Independentemente do pleito, Enio Verri parece não pautar a discussão dos acordos da Itaipu aos resultados das eleições no Paraguai. “Sem dúvida a experiência mais bem sucedida no mundo de integração é Itaipu. E eu não creio que será diferente agora, mesmo após as eleições”, antecipa.
No entanto, parece certo que, se Cubas tiver chances de ganhar no Paraguai, pode levar a cabo um governo mais voltado a demandas socioambientais, coincidentes com as vertentes do governo brasileiro e com os planos para os investimentos de Itaipu.
“Claro, é um novo governo, e a população que escolhe este novo governo também vai escolher suas prioridades, para onde vai dirigir seus investimentos. Então vai depender muito do que pensa o novo governo eleito pela população paraguaia para conversar conosco”, avalia Verri.

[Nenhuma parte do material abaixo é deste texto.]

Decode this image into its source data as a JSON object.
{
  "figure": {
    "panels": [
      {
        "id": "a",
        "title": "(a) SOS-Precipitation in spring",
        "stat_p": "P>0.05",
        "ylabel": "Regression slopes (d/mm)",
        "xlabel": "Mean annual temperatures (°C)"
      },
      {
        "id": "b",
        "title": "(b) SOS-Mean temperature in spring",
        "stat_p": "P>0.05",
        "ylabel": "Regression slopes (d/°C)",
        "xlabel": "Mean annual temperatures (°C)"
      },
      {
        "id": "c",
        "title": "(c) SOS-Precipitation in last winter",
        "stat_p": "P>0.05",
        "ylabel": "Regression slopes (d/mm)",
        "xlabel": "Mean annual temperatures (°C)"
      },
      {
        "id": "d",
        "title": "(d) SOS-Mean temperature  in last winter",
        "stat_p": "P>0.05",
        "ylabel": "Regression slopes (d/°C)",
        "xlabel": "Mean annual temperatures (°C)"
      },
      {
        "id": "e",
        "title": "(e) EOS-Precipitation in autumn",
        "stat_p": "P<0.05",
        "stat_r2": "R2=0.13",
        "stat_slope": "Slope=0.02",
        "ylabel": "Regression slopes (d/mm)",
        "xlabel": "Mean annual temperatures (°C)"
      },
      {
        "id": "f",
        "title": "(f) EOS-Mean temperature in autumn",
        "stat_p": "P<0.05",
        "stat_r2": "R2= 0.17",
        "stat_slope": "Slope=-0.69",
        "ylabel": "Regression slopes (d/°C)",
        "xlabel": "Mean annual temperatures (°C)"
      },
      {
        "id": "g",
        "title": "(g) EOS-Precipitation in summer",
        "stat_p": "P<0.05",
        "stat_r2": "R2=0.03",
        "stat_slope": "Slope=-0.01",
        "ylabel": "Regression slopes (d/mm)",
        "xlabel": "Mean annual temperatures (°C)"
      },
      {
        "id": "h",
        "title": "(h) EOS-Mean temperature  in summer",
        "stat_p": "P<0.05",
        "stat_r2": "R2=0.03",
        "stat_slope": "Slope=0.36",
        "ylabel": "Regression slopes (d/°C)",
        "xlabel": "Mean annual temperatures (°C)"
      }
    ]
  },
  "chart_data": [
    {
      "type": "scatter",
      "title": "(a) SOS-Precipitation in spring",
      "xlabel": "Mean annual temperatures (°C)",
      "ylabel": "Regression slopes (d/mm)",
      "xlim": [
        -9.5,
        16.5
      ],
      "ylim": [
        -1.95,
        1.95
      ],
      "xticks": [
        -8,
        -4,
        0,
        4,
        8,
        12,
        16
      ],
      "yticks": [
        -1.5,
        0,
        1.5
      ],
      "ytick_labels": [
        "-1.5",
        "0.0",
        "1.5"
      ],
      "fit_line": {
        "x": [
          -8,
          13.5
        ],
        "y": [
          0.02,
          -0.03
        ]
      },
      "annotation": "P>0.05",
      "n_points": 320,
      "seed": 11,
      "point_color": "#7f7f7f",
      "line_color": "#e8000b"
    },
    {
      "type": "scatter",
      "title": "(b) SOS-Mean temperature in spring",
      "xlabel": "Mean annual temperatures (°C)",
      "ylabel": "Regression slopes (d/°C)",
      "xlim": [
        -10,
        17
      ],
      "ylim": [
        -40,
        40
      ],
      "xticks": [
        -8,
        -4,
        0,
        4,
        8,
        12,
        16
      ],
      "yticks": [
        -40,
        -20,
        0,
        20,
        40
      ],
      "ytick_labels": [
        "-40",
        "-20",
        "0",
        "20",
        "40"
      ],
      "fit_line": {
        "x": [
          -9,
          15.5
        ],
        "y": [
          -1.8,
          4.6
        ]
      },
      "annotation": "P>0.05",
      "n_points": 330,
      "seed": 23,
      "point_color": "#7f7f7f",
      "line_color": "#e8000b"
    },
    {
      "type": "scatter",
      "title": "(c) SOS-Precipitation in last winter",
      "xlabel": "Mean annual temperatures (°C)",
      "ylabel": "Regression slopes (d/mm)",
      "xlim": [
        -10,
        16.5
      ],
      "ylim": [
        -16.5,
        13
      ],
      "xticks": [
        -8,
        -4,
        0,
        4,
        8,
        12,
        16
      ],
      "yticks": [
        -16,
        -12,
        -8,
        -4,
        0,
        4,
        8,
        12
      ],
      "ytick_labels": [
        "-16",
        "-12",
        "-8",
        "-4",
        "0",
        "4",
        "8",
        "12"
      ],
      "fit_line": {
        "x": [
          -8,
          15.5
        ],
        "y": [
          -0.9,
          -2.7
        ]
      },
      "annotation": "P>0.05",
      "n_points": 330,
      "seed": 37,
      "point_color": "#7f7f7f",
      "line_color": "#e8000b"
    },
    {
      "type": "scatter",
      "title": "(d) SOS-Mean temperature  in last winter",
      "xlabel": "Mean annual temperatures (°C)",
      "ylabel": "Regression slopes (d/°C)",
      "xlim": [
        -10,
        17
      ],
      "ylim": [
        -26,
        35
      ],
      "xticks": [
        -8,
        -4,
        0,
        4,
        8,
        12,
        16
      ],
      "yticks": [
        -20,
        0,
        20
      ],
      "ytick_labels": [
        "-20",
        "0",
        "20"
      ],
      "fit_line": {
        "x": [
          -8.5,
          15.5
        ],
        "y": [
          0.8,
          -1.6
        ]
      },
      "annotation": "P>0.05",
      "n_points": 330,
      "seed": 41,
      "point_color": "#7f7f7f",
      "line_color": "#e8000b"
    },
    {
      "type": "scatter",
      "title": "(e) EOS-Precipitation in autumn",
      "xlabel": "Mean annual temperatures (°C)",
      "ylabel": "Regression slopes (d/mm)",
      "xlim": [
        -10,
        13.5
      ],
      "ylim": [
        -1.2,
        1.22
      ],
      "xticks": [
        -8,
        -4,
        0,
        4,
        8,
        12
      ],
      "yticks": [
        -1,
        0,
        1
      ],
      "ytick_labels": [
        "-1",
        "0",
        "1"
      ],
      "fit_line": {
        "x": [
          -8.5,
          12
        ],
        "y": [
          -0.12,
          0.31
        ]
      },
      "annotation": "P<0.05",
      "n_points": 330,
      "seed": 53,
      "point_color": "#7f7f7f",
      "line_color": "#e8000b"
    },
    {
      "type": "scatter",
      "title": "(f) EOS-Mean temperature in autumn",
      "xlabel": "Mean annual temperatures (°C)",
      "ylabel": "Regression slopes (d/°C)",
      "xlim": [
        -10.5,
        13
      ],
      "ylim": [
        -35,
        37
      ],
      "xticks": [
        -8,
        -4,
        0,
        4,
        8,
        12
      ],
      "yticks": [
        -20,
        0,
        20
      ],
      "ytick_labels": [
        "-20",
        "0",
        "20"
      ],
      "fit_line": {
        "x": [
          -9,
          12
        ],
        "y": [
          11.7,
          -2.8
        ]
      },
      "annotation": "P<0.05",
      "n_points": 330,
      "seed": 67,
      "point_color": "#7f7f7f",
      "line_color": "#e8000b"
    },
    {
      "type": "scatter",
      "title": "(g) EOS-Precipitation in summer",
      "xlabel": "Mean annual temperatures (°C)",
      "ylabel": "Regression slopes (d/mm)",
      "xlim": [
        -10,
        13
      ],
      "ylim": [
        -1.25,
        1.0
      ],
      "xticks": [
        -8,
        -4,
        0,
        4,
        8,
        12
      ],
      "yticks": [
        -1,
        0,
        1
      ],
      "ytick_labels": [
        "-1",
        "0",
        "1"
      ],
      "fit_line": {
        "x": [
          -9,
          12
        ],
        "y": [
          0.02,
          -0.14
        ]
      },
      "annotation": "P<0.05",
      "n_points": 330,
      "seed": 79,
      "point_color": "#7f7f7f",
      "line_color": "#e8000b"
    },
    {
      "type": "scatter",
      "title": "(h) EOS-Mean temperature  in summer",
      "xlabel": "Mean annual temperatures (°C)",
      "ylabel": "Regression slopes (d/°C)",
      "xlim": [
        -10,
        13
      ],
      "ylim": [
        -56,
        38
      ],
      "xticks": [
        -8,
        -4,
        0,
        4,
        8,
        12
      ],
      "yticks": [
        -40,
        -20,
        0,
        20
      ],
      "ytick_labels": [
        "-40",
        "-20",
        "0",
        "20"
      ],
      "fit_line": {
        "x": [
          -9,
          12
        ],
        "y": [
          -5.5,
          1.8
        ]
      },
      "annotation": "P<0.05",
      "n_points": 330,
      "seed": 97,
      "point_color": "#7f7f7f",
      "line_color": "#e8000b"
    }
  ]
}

Mais investimentos no socioambiental e menos em obras
Outra questão em que Verri aposta para chegar a um melhor acordo para as negociações do Anexo C do tratado de Itaipu com o Paraguai é nas demandas sociais do país vizinho. Com características econômicas diferentes e de porte bastante inferior ao do Brasil (o Paraguai tem 7 milhões de habitantes), a divisão dos US$ 2 bilhões que resultarão de “sobras” pela quitação da dívida de construção da usina deverá ser significativa para o Paraguai. E, para o executivo brasileiro de Itaipu, o US$1 bilhão que cabem aos paraguaios seriam prioritários para temas como saúde e educação, em detrimento da infraestrutura.
O que iria no mesmo sentido do foco dos investimentos de Itaipu em iniciativas de âmbito social e ambiental do lado brasileiro. Segundo Verri, conforme preconizado como prioridades do próprio tratado, as políticas sociais devem ganhar força nessa gestão, com perda do espaço para investimento em obras de infraestrutura.

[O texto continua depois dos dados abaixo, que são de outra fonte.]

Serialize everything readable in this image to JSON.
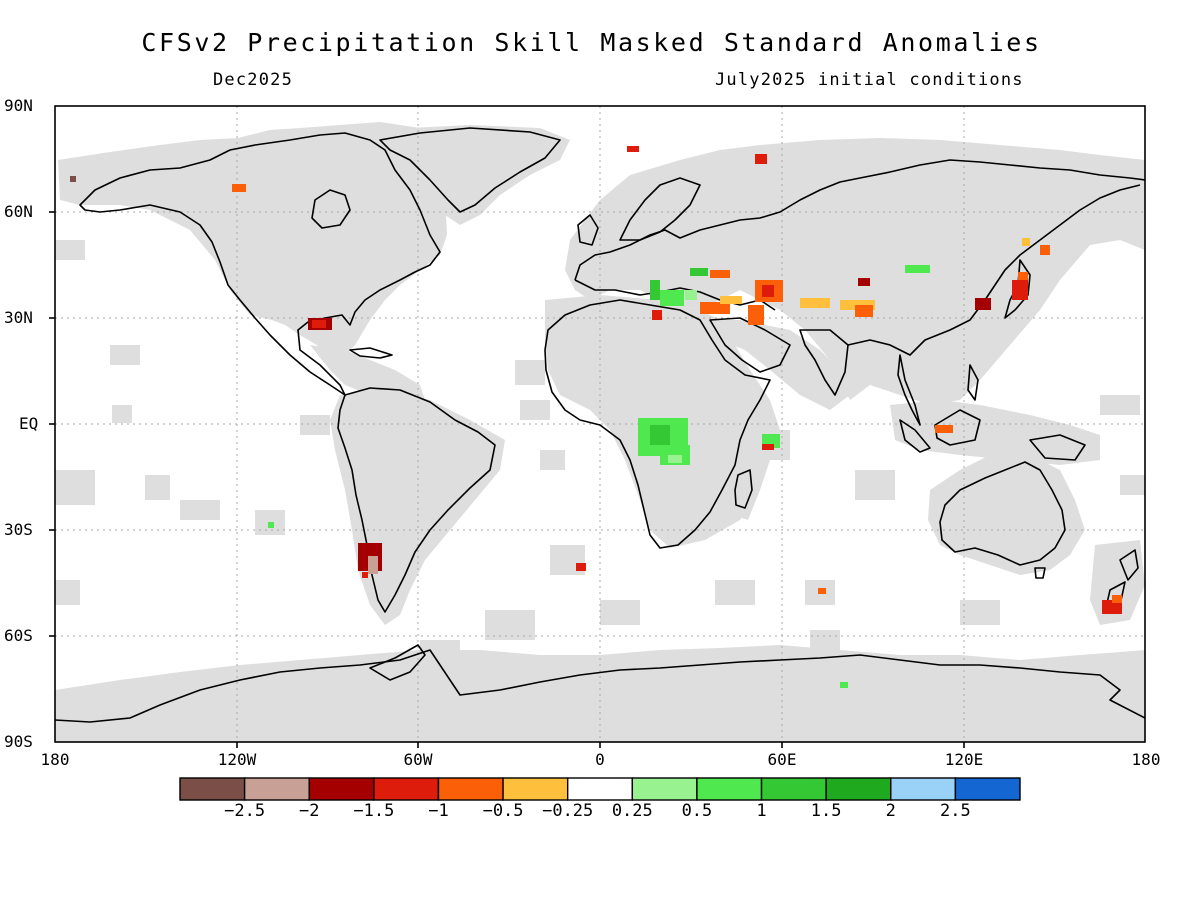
{
  "header": {
    "title": "CFSv2 Precipitation Skill Masked Standard Anomalies",
    "valid_month": "Dec2025",
    "init": "July2025 initial conditions"
  },
  "lat_labels": [
    "90N",
    "60N",
    "30N",
    "EQ",
    "30S",
    "60S",
    "90S"
  ],
  "lon_labels": [
    "180",
    "120W",
    "60W",
    "0",
    "60E",
    "120E",
    "180"
  ],
  "colorbar": {
    "colors": [
      "#7b4f47",
      "#c9a095",
      "#a50000",
      "#dd1c0c",
      "#fb6008",
      "#fec03c",
      "#ffffff",
      "#98f28f",
      "#4fe94f",
      "#34c934",
      "#1fa91f",
      "#99d1f7",
      "#1466d2"
    ],
    "labels": [
      "−2.5",
      "−2",
      "−1.5",
      "−1",
      "−0.5",
      "−0.25",
      "0.25",
      "0.5",
      "1",
      "1.5",
      "2",
      "2.5"
    ]
  },
  "map_colors": {
    "mask": "#dedede",
    "land_outline": "#000000",
    "grid": "#a8a8a8"
  }
}
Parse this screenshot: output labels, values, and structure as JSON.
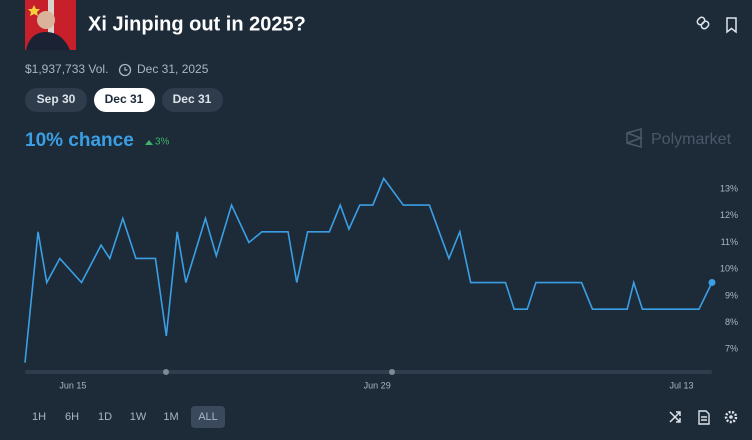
{
  "header": {
    "title": "Xi Jinping out in 2025?",
    "volume": "$1,937,733 Vol.",
    "end_date": "Dec 31, 2025"
  },
  "date_tabs": [
    "Sep 30",
    "Dec 31",
    "Dec 31"
  ],
  "chance": "10% chance",
  "change": "3%",
  "brand": "Polymarket",
  "range_buttons": [
    "1H",
    "6H",
    "1D",
    "1W",
    "1M",
    "ALL"
  ],
  "chart_data": {
    "type": "line",
    "color": "#3a9fe4",
    "x": [
      -2.2,
      -1.6,
      -1.2,
      -0.6,
      0.4,
      1.3,
      1.7,
      2.3,
      2.9,
      3.8,
      4.3,
      4.8,
      5.2,
      6.1,
      6.6,
      7.3,
      8.1,
      8.7,
      9.9,
      10.3,
      10.8,
      11.8,
      12.3,
      12.7,
      13.2,
      13.8,
      14.3,
      15.2,
      16.4,
      17.3,
      17.8,
      18.3,
      19.9,
      20.3,
      20.9,
      21.3,
      23.4,
      23.9,
      25.5,
      25.8,
      26.2,
      28.8,
      29.4
    ],
    "values": [
      6.5,
      11.4,
      9.5,
      10.4,
      9.5,
      10.9,
      10.4,
      11.9,
      10.4,
      10.4,
      7.5,
      11.4,
      9.5,
      11.9,
      10.5,
      12.4,
      11.0,
      11.4,
      11.4,
      9.5,
      11.4,
      11.4,
      12.4,
      11.5,
      12.4,
      12.4,
      13.4,
      12.4,
      12.4,
      10.4,
      11.4,
      9.5,
      9.5,
      8.5,
      8.5,
      9.5,
      9.5,
      8.5,
      8.5,
      9.5,
      8.5,
      8.5,
      9.5
    ],
    "xlim": [
      -2.2,
      29.4
    ],
    "ylim": [
      6.3,
      13.9
    ],
    "xticks": [
      {
        "value": 0,
        "label": "Jun 15"
      },
      {
        "value": 14,
        "label": "Jun 29"
      },
      {
        "value": 28,
        "label": "Jul 13"
      }
    ],
    "yticks": [
      {
        "value": 7,
        "label": "7%"
      },
      {
        "value": 8,
        "label": "8%"
      },
      {
        "value": 9,
        "label": "9%"
      },
      {
        "value": 10,
        "label": "10%"
      },
      {
        "value": 11,
        "label": "11%"
      },
      {
        "value": 12,
        "label": "12%"
      },
      {
        "value": 13,
        "label": "13%"
      }
    ],
    "grid": false
  }
}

“É minha prioridade, mantendo a ordem que está no tratado de Itaipu: a questão ambiental, social e infraestrutura. Não pretendemos dar continuidade a práticas anteriores. Não estou dizendo que estão erradas, até porque era de um governo eleito e que escolheu uma política, é normal. Agora é outro governo. E nós entendemos que a política está a serviço da vida das pessoas”, afirma.
Com isso, ele promete retomar políticas de financiamento de associações comunitárias, agricultura familiar, trabalhos de reciclagem e assistenciais. E, no paralelo, adianta que promoverá a inovação tecnológica, por meio do Parque Tecnológico Itaipu (PTI). “Vamos fazer um trabalho concomitante, de longo prazo, no que se refere à competividade e inovação e, ao mesmo tempo, no atendimento emergencial à qualidade de vida das pessoas, qualificação de mão de obra e construção de uma relação social mais justa”, diz, garantindo que o novo enfoque de investimentos não implicará na suspensão de obras iniciadas ou já contratadas que Itaipu tem previstas até 2025.
Enquanto todas as pautas se concentram no campo da especulação, das questões que serão trazidas às tratativas entre os dois países o único fato é que, antes do vencimento do acordo e das efetivas deliberações, nada pode ser dado como certo. “Este é o cenário que nós temos. Se o anexo C nos levar a um outro desenho, é uma negociação. E negociação não se sabe como termina”.